TAMPA — Dysfunction in Washington, D.C., blew holes in the calendar and the bank account of the Tampa Convention Center in 2013, prompting city officials to explore ways to broaden their revenue stream in the coming years.
The convention center lost four large events this calendar year, all of them connected to the federal government.
Three — two military technology conferences and one energy trade show — were scheduled during the city's 2013 budget year, which ended Sept. 30. The third, a 4,000-person gathering dedicated to mapping and geographic analysis, was set for October, the first month of the city's 2014 budget year.
The earlier cancellations happened when the federal budget sequester cut the funding attendees would have used for travel. GEOINT 2013, the mapping conference, was a victim of this year's government shutdown.

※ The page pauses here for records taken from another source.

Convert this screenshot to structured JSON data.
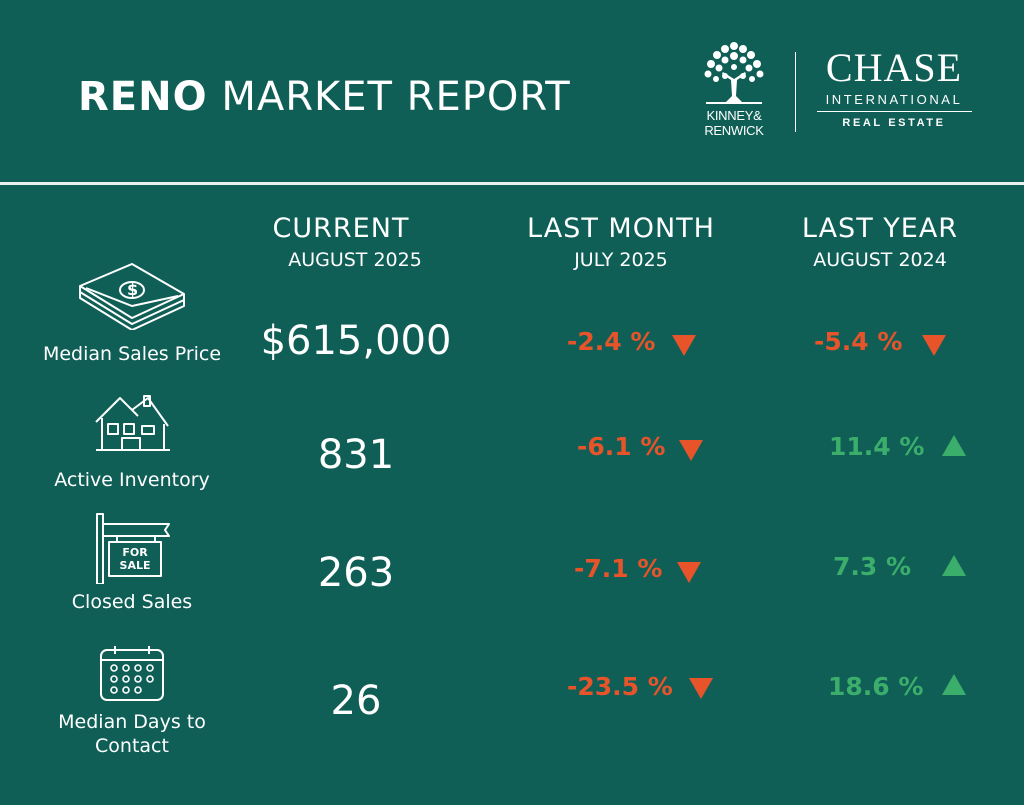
{
  "header": {
    "title_bold": "RENO",
    "title_rest": "MARKET REPORT",
    "logos": {
      "kinney_renwick_line1": "KINNEY&",
      "kinney_renwick_line2": "RENWICK",
      "chase_name": "CHASE",
      "chase_international": "INTERNATIONAL",
      "chase_real_estate": "REAL ESTATE"
    }
  },
  "columns": {
    "current": {
      "heading": "CURRENT",
      "period": "AUGUST 2025"
    },
    "last_month": {
      "heading": "LAST MONTH",
      "period": "JULY 2025"
    },
    "last_year": {
      "heading": "LAST YEAR",
      "period": "AUGUST 2024"
    }
  },
  "metrics": [
    {
      "label": "Median Sales Price",
      "icon": "money-stack-icon",
      "current": "$615,000",
      "last_month": {
        "value": "-2.4 %",
        "direction": "down"
      },
      "last_year": {
        "value": "-5.4 %",
        "direction": "down"
      }
    },
    {
      "label": "Active Inventory",
      "icon": "house-icon",
      "current": "831",
      "last_month": {
        "value": "-6.1 %",
        "direction": "down"
      },
      "last_year": {
        "value": "11.4 %",
        "direction": "up"
      }
    },
    {
      "label": "Closed Sales",
      "icon": "for-sale-sign-icon",
      "sign_line1": "FOR",
      "sign_line2": "SALE",
      "current": "263",
      "last_month": {
        "value": "-7.1 %",
        "direction": "down"
      },
      "last_year": {
        "value": "7.3 %",
        "direction": "up"
      }
    },
    {
      "label_line1": "Median Days to",
      "label_line2": "Contact",
      "icon": "calendar-icon",
      "current": "26",
      "last_month": {
        "value": "-23.5 %",
        "direction": "down"
      },
      "last_year": {
        "value": "18.6 %",
        "direction": "up"
      }
    }
  ],
  "colors": {
    "background": "#0f5f57",
    "decrease": "#e8542a",
    "increase": "#3cae6b",
    "text": "#ffffff"
  }
}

The sequestered events cost the convention center $3.3 million, or more than 30 percent of its 2013 budget. GEOINT threatened to cost another $2 million until city officials rescheduled it for April.
But that couldn't reverse the damage done to the convention center's bottom line, which lost about 20 percent on the revenue side in just a couple phone calls.
“I don't know that we can ever recover from the two we lost last fiscal year,” said Rick Hamilton, director of the city-owned convention center.
Tampa's problem is playing out in other convention cities, too, said Deborah Breiter, a professor at the University of Central Florida who specializes in convention centers.
“There's been a general pullback on government funding for travel,” Breiter said. “I know that Orlando has been affected. There are some shows here that were canceled or are smaller than they used to be.”
In Tampa, the convention center has often operated in the black, pumping unspent revenue into the budget's bottom line. This year, the center may need a $90,000 bailout from taxpayers when the city closes its books on the current budget next fall.
With those losses fresh in his mind, Hamilton has begun adapting the sprawling waterfront complex for an environment with less certainty.
The city plans to put out a call for vendors to run an in-house print shop that can make convention materials on-site as well as ship them to and from the convention center. There also are plans to open the center to a company that could check visitors and their luggage onto their flights home while they catch the final hours of a convention.
Both vendors would pay rent or a percentage of their income to operate within the convention center, Hamilton said.
“It becomes another selling point for us being a one-stop shop,” Hamilton said.
Last year's Republican National Convention left behind massive amounts of wireless bandwidth and miles of fiber-optic cable as well as production-quality audio-visual equipment, all of which open the convention center to markets it might not have considered before, he said.
Even as Hamilton looks farther afield for convention customers, he wants to weave the convention center more tightly into the fabric of downtown living.
From his fourth-floor office, Hamilton can see the Channel District, a source of downtown's growing residential life. The convention center sits near the midpoint of the Tampa Riverwalk, making it an ideal spot for a waterside wayside.
“We are a generator of critical mass of the entire downtown area,” Hamilton said.
Adding restaurants and retail space as Tampa International Airport has done will make the convention center a destination for everyone, not just out-of-town visitors, he said.
Breiter said that approach can be risky because it puts the convention center in direct competition for customers with restaurants and other venues that usually complement a convention site.
“It's really a difficult situation for the centers to be in,” she said.
“Their focus is on being busy year-round,” said Santiago Corrada, head of Visit Tampa Bay, the region's tourism agency. Visit Tampa Bay works with the convention center to bring meetings to Tampa.
Diversity is an important part of protecting the area against expected losses like last year's sequestration-related cancellations, Corrada said.
“But government and military conferences you can't turn your back on,” he said.
Still, Visit Tampa Bay has begun reaching out to trade associations, unions and other groups that haven't been here before. Two or three medium-sized gatherings can be just as profitable as a single large one — and they're less likely to leave the city holding a large, empty bag, he said.
“So if we can put two or three medium-sized conventions together that add up to a mega-convention, we're happy with that,” Corrada said.
Meantime, Corrada said, Visit Tampa Bay has been talking with attorneys from the city's large hotels about writing contracts that give the hotels some protection if things go bust suddenly, as they did during sequestration and the shutdown.
It's a tricky process in an industry built on personal contacts and positive experiences.
“I don't think we've come to any conclusions yet,” Corrada said.